Updated

RIYADH, Saudi Arabia -- A court in Saudi Arabia agreed to hear the first lawsuits by Saudi women challenging the kingdom's de facto ban on women driving, a lawyer for one of the women said.

The legal push is a shift by activists after years of simply appealing to Saudi leaders for permission to drive and, more rarely, taking to the roads in small numbers to test enforcement.
Since mid-2011, the limited push to win women the right to drive has been one of the few fronts in a country largely bypassed by the Arab Spring activist movements of the past year.

The lawsuits, one of them by Manal al Sharif, who founded a small movement last year called Women2Drive, risk a backlash from the public and officials in the conservative kingdom.

But with no breakthroughs in a campaign for the right to drive begun by Saudi women during the first Gulf war in the early 1990s, it was time to change tactics, said Sharif, a 32-year-old Saudi computer consultant. "It's 22 years now," she said. "We have to just finish it."

Government officials contacted about the case did not respond to requests for comment.
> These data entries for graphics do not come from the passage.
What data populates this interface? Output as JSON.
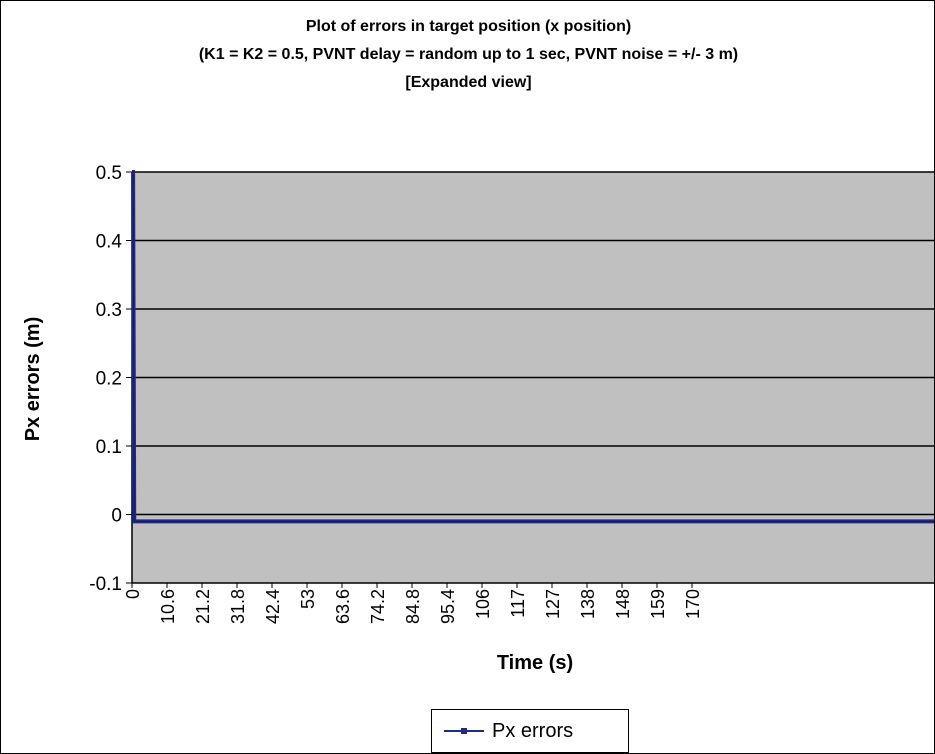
{
  "chart_data": {
    "type": "line",
    "title_lines": [
      "Plot of errors in target position (x position)",
      "(K1 = K2 = 0.5, PVNT delay = random up to 1 sec, PVNT noise = +/- 3 m)",
      "[Expanded view]"
    ],
    "xlabel": "Time (s)",
    "ylabel": "Px errors (m)",
    "ylim": [
      -0.1,
      0.5
    ],
    "y_ticks": [
      "-0.1",
      "0",
      "0.1",
      "0.2",
      "0.3",
      "0.4",
      "0.5"
    ],
    "x_tick_labels": [
      "0",
      "10.6",
      "21.2",
      "31.8",
      "42.4",
      "53",
      "63.6",
      "74.2",
      "84.8",
      "95.4",
      "106",
      "117",
      "127",
      "138",
      "148",
      "159",
      "170"
    ],
    "xlim": [
      0,
      180
    ],
    "grid": true,
    "legend_position": "bottom",
    "plot_background": "#c0c0c0",
    "series": [
      {
        "name": "Px errors",
        "color": "#1f2a8a",
        "x": [
          0,
          0.25,
          0.5,
          1,
          2,
          5,
          10,
          20,
          40,
          60,
          80,
          100,
          120,
          140,
          160,
          180
        ],
        "y": [
          0.5,
          0.5,
          -0.01,
          -0.01,
          -0.01,
          -0.01,
          -0.01,
          -0.01,
          -0.01,
          -0.01,
          -0.01,
          -0.01,
          -0.01,
          -0.01,
          -0.01,
          -0.01
        ]
      }
    ]
  }
}
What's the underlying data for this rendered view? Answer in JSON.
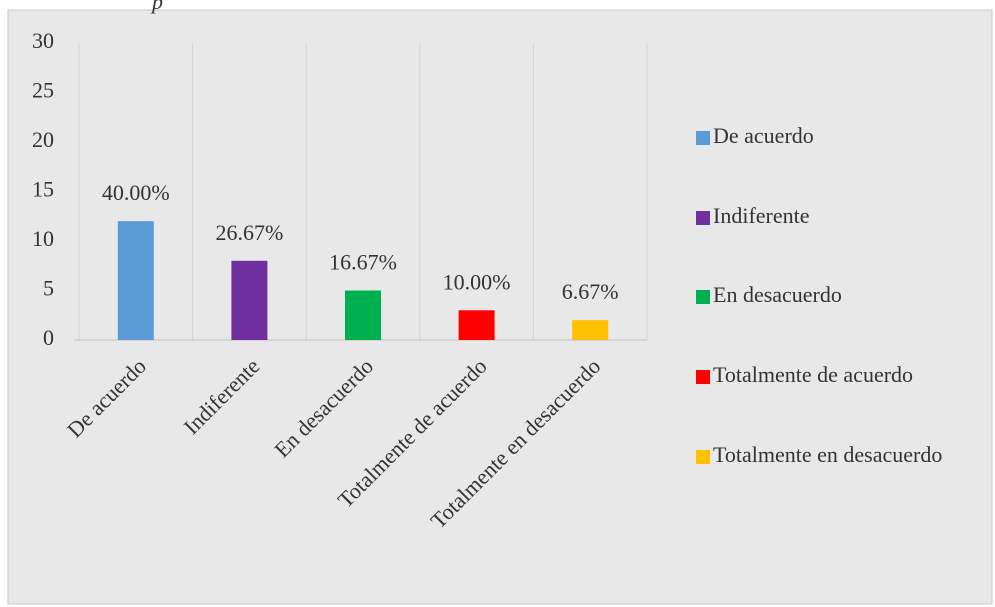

No written law bans women from driving in Saudi Arabia, and King Abdullah has said he sees nothing wrong with women driving. But in a country founded by followers of the strict Wahhabi interpretation of Islam, women are uniformly denied driver's licenses and risk sentences of fines, jail or floggings for driving.

Advocates of a ban say it is in line with stringent interpretations of the Koran that discourage the mixing of unrelated women and men. A report prepared by a Saudi academic in December for an advisory body to the king said allowing women the freedom to drive would lead to widespread loss of virginity among unmarried Saudi women.

Advocates of the right to drive call the de facto ban a crippling and costly restriction on millions of Saudi women, forcing them to pay thousands of dollars a year for a driver, depend on male relatives for rides, or simply stay at home.

Sharif started her campaign last year, the same day a Saudi court jailed her for more than a week for driving and having herself videotaped driving.

Sharif's lawyer, AbdulRahman Allahim, said Monday that a court that hears citizen complaints against the government, the Board of Grievances, had agreed to hear the case. Prosecution of women drivers is typically handled elsewhere, in religious courts.

In a possible shift that could improve the chances of women seeking the right to drive, among other issues, a local newspaper reported on Saturday that Saudi authorities would create a new commission to handle social issues such as women driving.

While the government has not confirmed the report, the suggestion that cases of women driving might be moved out of religious courts electrified both sides of the debate.